He ran up from behind and threw a hug around her legs as she cooked a pot of water for tea. I think that’s how it happened.
“Grandma says you’ll have to change my bandage.”
Kirin arrives for his visit with gauze, ointment and medical tape to hold the dressing in place, detailed instructions. They send him with a scissor. I do not have one, but I resent this gesture. Because I should have lots of things and don’t.
“Does it hurt?”
“You want cereal?”
It is Saturday. He watches cartoons while I try to concentrate on getting it together so we can go do something.
I really don’t remember what was so important that we couldn’t just leave.

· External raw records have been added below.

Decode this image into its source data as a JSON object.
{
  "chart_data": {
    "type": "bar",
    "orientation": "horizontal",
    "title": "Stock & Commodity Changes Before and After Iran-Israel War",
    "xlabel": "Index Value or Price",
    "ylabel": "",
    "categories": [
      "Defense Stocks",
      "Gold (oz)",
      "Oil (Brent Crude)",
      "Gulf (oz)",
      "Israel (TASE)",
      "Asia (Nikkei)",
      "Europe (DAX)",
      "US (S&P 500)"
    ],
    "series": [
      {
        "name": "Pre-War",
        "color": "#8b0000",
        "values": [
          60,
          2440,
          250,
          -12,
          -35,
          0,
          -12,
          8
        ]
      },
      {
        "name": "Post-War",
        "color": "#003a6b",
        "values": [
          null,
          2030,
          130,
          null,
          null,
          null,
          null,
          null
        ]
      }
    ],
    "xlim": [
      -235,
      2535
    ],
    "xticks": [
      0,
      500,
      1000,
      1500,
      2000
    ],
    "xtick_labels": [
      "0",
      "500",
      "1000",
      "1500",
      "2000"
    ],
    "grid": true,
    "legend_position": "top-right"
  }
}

Everything was crucial back then. Making lists and arranging piles of stuff, folding and tearing up pieces of paper. Moving the bed from one side of the room to the other. Counting pills and losing count, having to start all over from somewhere in the middle.

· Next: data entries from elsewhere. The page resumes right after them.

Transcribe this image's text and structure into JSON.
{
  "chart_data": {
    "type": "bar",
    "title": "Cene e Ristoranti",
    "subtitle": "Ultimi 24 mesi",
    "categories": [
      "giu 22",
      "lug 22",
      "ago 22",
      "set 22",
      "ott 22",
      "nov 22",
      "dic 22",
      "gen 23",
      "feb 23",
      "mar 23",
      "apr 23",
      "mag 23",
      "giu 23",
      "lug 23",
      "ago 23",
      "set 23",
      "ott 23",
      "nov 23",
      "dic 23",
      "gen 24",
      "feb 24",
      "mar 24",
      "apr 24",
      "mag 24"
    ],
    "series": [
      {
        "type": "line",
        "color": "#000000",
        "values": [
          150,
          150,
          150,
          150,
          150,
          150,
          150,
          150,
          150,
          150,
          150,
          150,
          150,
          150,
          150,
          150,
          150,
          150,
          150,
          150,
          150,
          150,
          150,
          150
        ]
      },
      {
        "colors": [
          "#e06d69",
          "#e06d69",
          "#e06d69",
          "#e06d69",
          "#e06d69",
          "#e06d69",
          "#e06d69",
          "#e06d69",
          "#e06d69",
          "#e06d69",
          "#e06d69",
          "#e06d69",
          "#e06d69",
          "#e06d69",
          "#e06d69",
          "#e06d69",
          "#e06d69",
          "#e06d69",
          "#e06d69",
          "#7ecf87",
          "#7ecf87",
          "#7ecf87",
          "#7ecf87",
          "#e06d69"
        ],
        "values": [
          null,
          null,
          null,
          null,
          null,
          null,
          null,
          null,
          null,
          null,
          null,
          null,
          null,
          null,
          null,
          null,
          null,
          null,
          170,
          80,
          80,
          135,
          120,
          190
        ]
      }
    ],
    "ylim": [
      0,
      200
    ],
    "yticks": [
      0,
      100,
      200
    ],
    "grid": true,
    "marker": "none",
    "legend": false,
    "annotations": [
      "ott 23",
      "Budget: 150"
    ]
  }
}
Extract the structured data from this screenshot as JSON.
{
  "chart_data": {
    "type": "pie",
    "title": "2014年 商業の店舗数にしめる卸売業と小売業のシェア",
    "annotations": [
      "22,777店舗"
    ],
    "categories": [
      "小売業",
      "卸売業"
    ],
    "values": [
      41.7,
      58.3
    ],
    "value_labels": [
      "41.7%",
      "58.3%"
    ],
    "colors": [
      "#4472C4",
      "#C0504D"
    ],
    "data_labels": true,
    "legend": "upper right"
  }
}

We ride the bus to Toys-R-Us. We buy an action figure and two big bottles of wine at the liquor store. He is hungry. We pass three fast food places until we get to the pizzeria that sells beer. There’s a black and white movie playing on a small TV on top of the fridge where they keep the sodas. Kirin only pays attention to the commercials because they are in color. When he’s done eating, we go back home.

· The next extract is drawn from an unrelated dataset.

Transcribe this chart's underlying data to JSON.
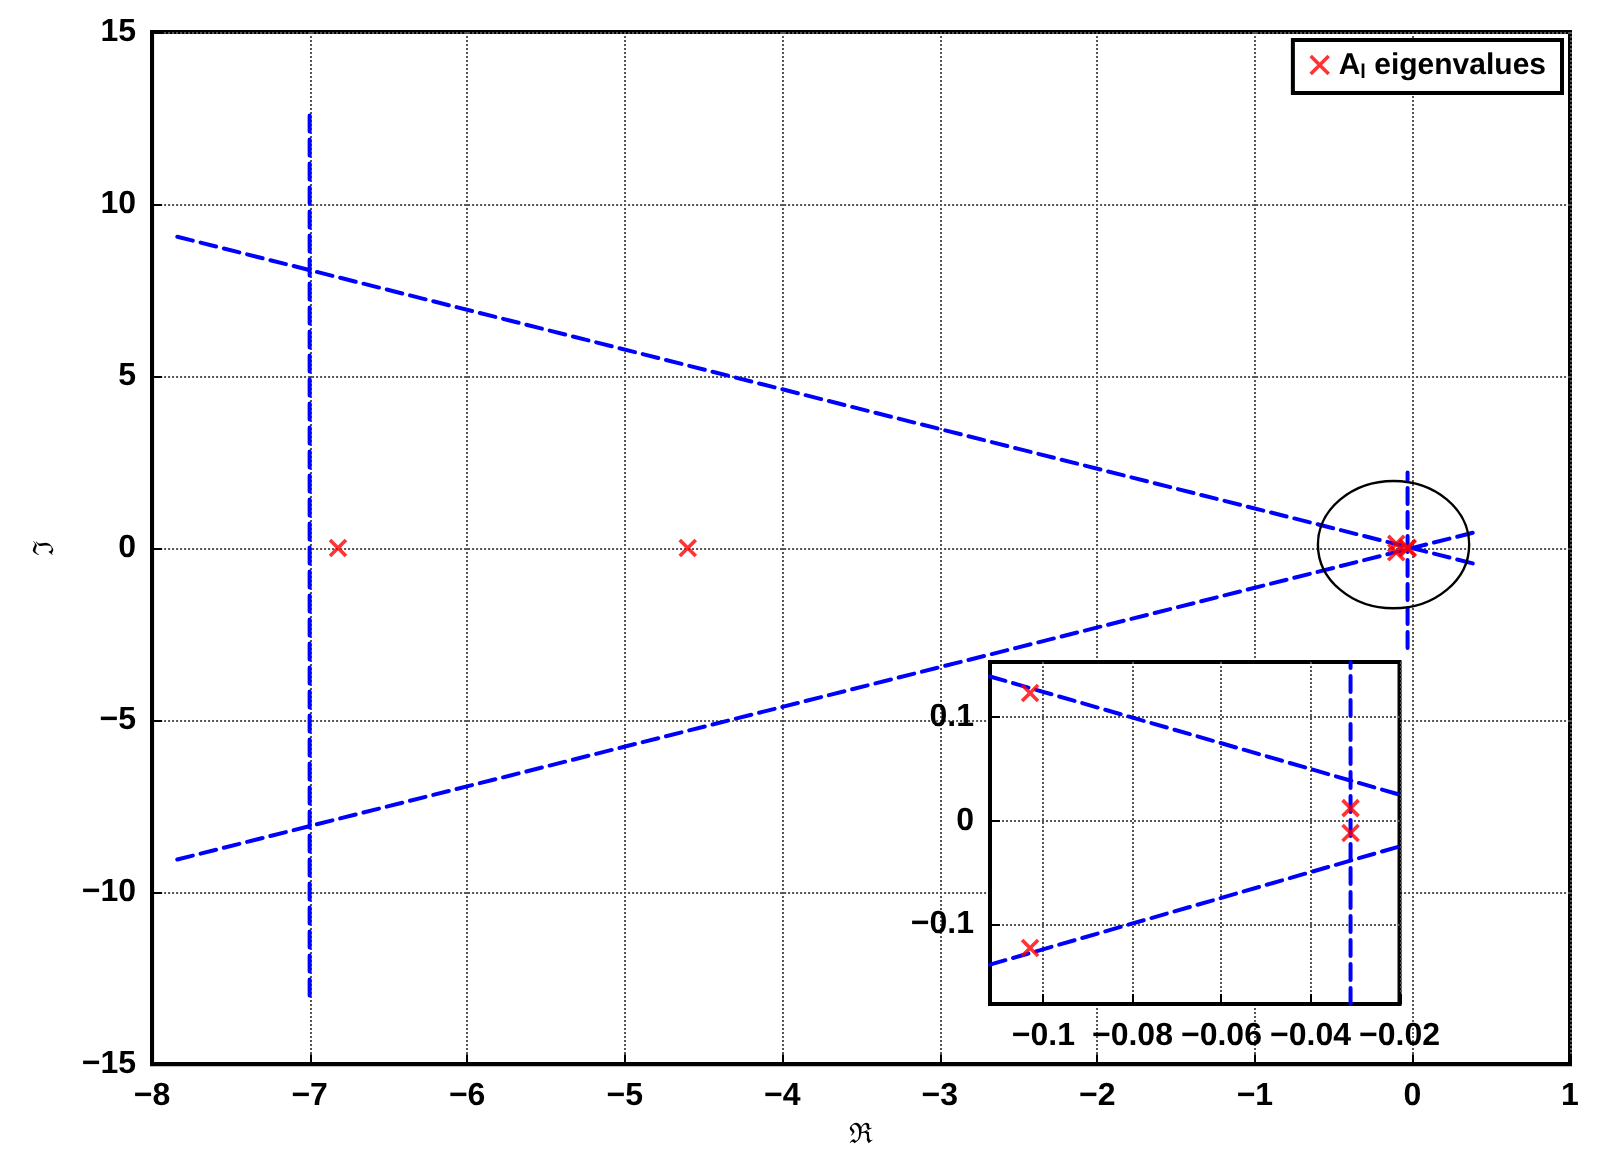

It takes me all day to even look at the wound, a deep and throbbing third degree burn that spreads across the width of the child’s upper arm. My guilt catches in my throat as I pull the bloody cotton from his skin. I am confused by what I see. The whole area looks like uncooked meat.
Kirin holds his breath. His eyes are squeezed shut, and when he opens them, he asks, “You know what you’re doing, right?”
I cannot help but feel relieved that I was not to blame for what happened.
But aren’t I? After all, a little boy should be with his mother.